Angelo Agrizzi, who worked at Bosasa for almost 19 years before quitting in 2016, told a judicial commission Friday that money earmarked for a youth center run by the company was diverted to the African National Congress in the North West Province at the request of a provincial government minister. About 3.4 million rand ($247,000) was handed over, with one individual receiving 1.8 million rand, he testified, without identifying them.
The panel, headed by Deputy Chief Justice Raymond Zondo, was established to probe the theft of taxpayer funds during former President Jacob Zuma’s tenure. It has previously focused on allegations that members of the Gupta family used their close relationship with Zuma and other officials to loot state companies, but Agrizzi’s testimony indicates that the problem was far more widespread.
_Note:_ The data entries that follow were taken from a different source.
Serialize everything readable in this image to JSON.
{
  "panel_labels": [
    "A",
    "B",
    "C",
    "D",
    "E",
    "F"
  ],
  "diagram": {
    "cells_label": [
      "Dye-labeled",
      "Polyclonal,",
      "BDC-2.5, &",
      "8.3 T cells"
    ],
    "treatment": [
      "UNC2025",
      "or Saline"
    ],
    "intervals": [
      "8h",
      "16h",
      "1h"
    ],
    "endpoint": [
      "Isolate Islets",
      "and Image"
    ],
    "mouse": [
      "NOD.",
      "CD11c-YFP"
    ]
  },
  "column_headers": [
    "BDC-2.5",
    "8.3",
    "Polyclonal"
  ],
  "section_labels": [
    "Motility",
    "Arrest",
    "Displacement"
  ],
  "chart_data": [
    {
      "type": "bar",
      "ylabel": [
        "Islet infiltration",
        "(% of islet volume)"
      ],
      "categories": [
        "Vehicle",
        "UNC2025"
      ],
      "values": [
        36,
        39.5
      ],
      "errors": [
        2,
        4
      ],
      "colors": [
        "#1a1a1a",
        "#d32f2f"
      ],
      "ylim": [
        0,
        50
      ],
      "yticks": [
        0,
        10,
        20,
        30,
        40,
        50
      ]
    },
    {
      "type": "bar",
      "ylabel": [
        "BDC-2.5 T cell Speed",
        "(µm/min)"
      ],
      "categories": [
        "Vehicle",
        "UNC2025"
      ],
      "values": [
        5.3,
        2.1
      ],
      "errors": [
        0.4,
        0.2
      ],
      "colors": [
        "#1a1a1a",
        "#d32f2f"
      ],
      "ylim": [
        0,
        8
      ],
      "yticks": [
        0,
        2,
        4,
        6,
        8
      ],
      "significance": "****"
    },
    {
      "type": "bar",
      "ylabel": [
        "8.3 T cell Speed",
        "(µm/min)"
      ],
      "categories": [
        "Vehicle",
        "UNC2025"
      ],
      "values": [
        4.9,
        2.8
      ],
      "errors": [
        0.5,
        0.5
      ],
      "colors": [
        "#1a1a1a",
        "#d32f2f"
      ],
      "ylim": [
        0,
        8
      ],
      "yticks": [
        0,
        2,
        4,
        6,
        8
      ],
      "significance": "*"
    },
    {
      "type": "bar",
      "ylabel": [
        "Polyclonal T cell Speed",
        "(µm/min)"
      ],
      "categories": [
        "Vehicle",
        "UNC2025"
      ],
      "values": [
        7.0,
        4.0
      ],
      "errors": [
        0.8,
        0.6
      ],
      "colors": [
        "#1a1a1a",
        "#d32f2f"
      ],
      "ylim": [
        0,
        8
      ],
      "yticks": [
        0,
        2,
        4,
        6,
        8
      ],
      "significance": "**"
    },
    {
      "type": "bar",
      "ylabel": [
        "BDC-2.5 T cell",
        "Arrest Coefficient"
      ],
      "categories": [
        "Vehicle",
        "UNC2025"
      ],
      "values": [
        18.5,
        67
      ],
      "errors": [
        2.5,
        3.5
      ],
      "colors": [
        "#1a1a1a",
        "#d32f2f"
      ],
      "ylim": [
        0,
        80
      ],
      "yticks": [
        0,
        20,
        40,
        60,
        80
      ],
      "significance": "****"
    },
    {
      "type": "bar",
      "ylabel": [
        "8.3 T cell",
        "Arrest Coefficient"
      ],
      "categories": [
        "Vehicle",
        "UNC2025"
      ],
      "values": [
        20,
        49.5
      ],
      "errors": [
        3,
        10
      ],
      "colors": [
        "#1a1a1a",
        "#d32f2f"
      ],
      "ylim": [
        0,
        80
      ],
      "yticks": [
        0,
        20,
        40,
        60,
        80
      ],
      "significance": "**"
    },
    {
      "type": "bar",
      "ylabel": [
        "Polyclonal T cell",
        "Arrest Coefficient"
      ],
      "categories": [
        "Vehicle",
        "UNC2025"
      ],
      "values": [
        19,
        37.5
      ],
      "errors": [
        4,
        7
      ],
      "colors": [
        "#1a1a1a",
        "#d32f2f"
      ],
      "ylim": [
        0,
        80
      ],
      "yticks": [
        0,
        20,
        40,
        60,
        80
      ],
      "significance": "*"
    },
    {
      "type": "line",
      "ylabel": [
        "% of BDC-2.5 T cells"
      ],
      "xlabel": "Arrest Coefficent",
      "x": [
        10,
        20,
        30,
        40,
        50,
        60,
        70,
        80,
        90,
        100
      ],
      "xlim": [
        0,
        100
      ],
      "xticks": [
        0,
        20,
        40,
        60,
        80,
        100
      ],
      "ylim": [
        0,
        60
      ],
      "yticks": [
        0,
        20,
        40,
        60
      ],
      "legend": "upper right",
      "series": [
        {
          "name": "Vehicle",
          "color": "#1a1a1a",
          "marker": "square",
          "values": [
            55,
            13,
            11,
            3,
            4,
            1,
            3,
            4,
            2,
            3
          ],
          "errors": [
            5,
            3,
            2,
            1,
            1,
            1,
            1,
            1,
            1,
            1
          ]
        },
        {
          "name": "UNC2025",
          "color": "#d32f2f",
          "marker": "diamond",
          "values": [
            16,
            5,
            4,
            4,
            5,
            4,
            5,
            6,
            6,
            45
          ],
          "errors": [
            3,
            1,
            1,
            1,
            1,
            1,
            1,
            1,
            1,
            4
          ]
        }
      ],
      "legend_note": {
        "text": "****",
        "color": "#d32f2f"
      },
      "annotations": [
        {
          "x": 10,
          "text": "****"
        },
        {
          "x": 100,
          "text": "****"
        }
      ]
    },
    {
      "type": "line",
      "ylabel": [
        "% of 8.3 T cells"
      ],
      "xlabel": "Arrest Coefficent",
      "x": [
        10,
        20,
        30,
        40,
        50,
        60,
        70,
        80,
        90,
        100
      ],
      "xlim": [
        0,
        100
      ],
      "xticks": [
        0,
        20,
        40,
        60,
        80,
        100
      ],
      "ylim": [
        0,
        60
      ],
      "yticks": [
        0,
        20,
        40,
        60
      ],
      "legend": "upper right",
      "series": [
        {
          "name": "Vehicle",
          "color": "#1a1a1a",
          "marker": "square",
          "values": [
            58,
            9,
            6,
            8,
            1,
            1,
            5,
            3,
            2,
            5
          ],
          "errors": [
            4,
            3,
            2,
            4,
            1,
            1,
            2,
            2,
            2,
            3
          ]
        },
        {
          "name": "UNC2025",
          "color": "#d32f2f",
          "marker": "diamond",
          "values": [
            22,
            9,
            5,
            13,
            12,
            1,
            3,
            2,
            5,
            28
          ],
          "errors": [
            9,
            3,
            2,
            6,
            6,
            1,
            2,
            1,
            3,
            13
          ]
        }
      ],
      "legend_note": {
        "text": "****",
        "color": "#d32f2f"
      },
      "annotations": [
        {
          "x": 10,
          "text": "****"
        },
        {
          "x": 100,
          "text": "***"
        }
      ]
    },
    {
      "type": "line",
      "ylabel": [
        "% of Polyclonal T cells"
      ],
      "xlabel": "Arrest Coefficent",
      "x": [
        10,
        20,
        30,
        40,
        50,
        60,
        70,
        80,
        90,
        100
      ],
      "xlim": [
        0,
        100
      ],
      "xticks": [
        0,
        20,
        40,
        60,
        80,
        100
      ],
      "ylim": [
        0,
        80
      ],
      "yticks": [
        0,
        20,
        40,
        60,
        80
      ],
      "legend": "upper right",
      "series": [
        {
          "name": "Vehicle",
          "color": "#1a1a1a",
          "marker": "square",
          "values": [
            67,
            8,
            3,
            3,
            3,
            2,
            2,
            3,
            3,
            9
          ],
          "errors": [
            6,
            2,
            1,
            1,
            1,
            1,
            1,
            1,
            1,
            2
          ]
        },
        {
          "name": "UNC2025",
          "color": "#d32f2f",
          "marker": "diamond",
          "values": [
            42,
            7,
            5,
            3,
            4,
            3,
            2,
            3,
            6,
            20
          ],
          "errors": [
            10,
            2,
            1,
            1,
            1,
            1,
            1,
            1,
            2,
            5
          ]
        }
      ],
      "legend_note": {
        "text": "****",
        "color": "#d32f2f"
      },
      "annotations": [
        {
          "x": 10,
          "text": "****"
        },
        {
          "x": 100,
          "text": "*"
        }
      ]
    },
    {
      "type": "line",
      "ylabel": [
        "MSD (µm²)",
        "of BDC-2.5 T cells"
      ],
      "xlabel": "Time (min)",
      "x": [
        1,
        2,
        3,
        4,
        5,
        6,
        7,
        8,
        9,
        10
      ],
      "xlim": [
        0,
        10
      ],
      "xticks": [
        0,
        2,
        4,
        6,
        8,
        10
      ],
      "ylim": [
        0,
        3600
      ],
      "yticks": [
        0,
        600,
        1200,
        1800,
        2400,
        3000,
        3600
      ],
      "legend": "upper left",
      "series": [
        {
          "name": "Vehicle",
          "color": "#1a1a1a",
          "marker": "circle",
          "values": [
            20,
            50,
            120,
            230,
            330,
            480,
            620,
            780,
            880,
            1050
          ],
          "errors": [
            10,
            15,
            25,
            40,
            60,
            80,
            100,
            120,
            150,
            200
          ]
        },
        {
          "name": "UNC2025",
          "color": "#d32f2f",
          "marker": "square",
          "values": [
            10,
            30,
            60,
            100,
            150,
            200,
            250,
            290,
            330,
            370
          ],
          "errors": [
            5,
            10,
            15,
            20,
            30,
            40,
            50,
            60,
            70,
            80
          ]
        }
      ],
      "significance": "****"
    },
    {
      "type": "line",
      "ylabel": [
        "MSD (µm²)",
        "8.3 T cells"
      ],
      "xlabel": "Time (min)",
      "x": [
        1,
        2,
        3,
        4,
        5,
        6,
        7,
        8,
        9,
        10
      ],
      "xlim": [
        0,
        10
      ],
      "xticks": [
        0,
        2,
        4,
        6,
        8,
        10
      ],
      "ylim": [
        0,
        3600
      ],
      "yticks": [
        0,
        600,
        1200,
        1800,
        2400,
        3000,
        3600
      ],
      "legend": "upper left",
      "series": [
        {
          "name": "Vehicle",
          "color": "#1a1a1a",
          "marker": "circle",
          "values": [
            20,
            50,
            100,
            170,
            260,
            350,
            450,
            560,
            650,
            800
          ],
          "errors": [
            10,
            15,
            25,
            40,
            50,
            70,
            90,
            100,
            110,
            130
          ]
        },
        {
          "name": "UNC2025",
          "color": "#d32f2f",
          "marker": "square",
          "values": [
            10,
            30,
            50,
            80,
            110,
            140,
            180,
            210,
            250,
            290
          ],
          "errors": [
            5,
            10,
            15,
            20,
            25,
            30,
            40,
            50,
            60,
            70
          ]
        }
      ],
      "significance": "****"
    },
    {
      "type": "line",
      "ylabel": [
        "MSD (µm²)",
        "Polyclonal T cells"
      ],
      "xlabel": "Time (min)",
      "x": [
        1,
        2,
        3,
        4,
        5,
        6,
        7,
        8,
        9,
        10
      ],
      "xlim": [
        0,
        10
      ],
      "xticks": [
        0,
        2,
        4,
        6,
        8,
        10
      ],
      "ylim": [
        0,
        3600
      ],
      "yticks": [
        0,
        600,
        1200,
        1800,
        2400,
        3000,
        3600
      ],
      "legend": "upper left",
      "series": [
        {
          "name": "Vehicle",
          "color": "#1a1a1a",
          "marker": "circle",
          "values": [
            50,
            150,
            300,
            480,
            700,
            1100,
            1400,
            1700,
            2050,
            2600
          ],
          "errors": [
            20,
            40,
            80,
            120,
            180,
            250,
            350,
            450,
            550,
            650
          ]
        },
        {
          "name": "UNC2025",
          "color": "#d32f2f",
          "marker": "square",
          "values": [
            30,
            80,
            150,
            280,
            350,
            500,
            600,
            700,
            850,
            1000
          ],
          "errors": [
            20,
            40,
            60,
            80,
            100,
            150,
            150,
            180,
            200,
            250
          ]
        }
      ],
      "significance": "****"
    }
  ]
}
Zuma and the Guptas have denied wrongdoing.
ANC members who had been implicated in wrongdoing were acting in an individual capacity, according to Zizi Kodwa, a member of the party’s national executive committee.
“We will encourage those individuals, who have not have acted on behalf of the organization, to go before the commission and explain,” he said. “The ANC is not going to do a running commentary about them.”
Agrizzi explained how Bosasa, which was renamed African Global Operations in 2017, obtained vast sums of cash that it used to pay bribes to secure and retain security, catering and other contracts from the government and private businesses. These included utilizing wages for “ghost workers” and making electronic transfers to a bottle store’s account in exchange for banknotes, he said.
In an affidavit, Agrizzi said he’d been told that the commission’s secretary, Khotso de Wee, had taken bribes from Bosasa when he worked in the country’s justice department to help the company secure a tender in 2013, but he couldn’t substantiate the allegation. While De Wee denied any wrongdoing, he had agreed to take special leave while the matter is being investigated, Zondo said.